Enabling Environments for Civic Movements and the Dynamics of Democratic Transition - Spain
|Publication Date||10 July 2008|
|Cite as||Freedom House, Enabling Environments for Civic Movements and the Dynamics of Democratic Transition - Spain, 10 July 2008, available at: http://www.refworld.org/docid/4912b63026.html [accessed 28 February 2017]|
|Disclaimer||This is not a UNHCR publication. UNHCR is not responsible for, nor does it necessarily endorse, its content. Any views expressed are solely those of the author or publisher and do not necessarily reflect those of UNHCR, the United Nations or its Member States.|
Period of democratic transition: 1975–78
Pro-democracy civic movement: not present
General Francisco Franco took power in Spain after his right-wing Nationalist forces defeated the left-leaning republican government in the country's 1936–39 civil war. He subsequently restored the monarchy, exercising authoritarian rule as regent until his death in November 1975. Opposition parties were banned under his regime, and the governing National Movement was the only legal political grouping.
Franco's handpicked successor as head of state, Prince Juan Carlos, was proclaimed king in 1975 and expressed his desire for democracy and reform.
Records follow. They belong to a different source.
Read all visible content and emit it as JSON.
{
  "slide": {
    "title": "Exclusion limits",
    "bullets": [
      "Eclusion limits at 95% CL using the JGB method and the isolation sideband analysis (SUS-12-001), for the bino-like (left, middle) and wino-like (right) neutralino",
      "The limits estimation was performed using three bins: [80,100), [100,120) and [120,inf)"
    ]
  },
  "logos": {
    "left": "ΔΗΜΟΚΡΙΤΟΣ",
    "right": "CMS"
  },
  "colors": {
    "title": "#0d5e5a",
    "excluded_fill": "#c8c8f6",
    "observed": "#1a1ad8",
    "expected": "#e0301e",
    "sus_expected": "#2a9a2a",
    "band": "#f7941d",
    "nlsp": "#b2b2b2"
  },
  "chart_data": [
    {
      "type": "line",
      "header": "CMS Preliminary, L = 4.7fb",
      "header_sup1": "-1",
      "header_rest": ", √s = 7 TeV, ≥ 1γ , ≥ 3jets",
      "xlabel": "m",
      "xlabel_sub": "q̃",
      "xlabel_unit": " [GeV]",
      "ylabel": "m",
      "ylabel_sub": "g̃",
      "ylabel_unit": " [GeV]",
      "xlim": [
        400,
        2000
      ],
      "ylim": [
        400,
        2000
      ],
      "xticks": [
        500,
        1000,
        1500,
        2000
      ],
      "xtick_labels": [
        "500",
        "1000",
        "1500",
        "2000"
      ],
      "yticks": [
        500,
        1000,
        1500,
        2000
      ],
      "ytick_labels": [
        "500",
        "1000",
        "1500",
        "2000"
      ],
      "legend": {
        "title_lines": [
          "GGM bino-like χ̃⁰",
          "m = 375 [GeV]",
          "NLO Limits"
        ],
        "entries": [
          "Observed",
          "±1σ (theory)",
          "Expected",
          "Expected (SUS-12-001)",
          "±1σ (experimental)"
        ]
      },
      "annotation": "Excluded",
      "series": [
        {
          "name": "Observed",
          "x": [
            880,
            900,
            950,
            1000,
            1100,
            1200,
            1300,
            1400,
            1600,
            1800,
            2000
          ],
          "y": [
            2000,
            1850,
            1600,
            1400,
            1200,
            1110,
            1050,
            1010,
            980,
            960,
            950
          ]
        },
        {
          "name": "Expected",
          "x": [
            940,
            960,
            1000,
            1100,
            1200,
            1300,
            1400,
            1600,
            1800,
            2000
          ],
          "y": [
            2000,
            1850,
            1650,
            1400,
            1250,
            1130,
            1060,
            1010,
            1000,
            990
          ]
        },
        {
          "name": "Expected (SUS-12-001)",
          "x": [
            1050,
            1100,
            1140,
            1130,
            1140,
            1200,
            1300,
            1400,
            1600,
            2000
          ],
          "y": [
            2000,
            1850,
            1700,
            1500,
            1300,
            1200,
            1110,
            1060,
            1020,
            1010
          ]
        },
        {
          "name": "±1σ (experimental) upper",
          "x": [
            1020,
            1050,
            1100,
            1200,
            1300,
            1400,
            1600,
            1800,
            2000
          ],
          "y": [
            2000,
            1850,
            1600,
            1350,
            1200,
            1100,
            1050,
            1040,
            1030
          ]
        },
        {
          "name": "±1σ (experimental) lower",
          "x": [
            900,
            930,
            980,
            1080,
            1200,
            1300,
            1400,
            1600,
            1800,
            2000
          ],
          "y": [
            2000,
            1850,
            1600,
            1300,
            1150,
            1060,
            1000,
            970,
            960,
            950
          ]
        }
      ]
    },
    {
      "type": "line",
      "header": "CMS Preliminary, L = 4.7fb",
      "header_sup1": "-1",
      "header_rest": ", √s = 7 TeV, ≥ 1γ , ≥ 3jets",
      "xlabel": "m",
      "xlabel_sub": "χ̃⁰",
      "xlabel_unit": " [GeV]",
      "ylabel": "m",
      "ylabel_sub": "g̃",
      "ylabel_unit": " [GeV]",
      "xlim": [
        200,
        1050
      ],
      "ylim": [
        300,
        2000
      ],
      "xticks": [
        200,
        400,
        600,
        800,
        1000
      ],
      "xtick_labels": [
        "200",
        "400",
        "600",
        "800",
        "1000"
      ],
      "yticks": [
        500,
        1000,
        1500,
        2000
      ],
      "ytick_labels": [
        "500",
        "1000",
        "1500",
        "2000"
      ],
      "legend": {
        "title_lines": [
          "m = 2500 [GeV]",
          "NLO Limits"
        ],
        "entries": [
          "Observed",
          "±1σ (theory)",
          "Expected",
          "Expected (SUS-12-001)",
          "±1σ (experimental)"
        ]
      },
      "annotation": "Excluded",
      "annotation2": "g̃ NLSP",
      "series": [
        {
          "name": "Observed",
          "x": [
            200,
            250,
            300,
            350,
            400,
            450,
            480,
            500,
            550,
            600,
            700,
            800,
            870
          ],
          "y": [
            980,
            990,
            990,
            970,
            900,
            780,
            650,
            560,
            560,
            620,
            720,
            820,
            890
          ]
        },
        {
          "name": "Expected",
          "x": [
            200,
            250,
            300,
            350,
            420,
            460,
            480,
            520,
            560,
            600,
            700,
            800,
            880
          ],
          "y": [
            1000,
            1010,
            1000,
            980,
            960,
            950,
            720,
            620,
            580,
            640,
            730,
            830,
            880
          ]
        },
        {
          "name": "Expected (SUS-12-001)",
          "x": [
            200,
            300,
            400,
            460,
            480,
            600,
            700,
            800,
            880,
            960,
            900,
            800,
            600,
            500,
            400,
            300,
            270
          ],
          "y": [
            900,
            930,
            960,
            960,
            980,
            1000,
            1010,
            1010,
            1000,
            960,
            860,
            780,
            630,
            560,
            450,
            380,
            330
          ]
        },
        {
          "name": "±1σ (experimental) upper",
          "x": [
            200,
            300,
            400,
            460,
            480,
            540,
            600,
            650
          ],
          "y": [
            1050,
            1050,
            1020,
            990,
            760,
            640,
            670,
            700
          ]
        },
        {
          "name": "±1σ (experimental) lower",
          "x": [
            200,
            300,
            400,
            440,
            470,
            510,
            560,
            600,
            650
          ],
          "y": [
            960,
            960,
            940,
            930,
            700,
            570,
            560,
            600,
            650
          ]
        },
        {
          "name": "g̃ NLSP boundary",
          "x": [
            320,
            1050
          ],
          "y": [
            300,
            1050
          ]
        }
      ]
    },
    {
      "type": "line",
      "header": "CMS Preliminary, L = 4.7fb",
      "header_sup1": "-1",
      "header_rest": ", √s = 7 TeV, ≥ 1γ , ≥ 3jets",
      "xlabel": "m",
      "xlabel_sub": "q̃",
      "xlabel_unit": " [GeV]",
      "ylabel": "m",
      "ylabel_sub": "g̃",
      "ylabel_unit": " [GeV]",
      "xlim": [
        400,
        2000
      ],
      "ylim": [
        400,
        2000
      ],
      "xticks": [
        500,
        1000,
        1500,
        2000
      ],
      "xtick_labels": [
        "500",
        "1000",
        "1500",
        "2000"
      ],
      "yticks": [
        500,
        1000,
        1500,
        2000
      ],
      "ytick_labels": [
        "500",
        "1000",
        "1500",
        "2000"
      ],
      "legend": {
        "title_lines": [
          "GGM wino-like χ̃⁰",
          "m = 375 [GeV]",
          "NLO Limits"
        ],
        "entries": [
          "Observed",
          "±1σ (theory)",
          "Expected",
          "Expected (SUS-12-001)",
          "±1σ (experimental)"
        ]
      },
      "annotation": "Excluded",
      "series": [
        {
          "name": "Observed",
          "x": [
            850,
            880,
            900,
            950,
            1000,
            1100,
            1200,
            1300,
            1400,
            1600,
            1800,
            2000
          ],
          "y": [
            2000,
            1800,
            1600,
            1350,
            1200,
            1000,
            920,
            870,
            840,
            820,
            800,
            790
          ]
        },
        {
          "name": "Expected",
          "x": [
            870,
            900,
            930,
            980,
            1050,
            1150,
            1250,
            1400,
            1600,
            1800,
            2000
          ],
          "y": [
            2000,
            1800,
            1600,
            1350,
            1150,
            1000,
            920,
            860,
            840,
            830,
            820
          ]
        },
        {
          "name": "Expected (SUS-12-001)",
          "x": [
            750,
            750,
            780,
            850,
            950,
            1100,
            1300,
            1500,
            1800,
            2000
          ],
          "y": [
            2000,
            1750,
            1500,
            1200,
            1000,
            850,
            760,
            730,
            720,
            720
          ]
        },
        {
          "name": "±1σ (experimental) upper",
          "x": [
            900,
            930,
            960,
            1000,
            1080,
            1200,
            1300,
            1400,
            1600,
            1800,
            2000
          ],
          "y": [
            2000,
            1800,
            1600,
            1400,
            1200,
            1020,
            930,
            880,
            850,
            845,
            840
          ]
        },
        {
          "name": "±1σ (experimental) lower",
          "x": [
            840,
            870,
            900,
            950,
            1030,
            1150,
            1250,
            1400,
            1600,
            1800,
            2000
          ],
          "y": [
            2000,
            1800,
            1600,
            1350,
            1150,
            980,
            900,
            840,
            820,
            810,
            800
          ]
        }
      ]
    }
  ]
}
He and Prime Minister Adolfo Suarez, Franco's successor as head of the National Movement, used the existing political structure to bring down the old regime and erect a democratic system. A Law for Political Reform was passed by the parliament in 1976, leftist opposition parties were legalized, and the first free elections in decades were held in 1977. Suarez's newly created Union of the Democratic Center party won a parliamentary majority, and he was elected prime minister. A new constitution was approved by referendum the following year. Although the new charter completed Spain's major democratic reforms, the country continued to face terrorism by the Basque separatist group ETA and pressure for greater autonomy in other regions. In 1981, Juan Carlos was able to thwart a coup attempt by right-wing officers opposed to the decentralization process. The Spanish Socialist Workers Party took power in elections the following year, confirming Spain's transformation into a multiparty democracy.
Successive left-leaning and conservative governments have since coped with Basque terrorism and other internal problems without deviating from the democratic order established in 1978.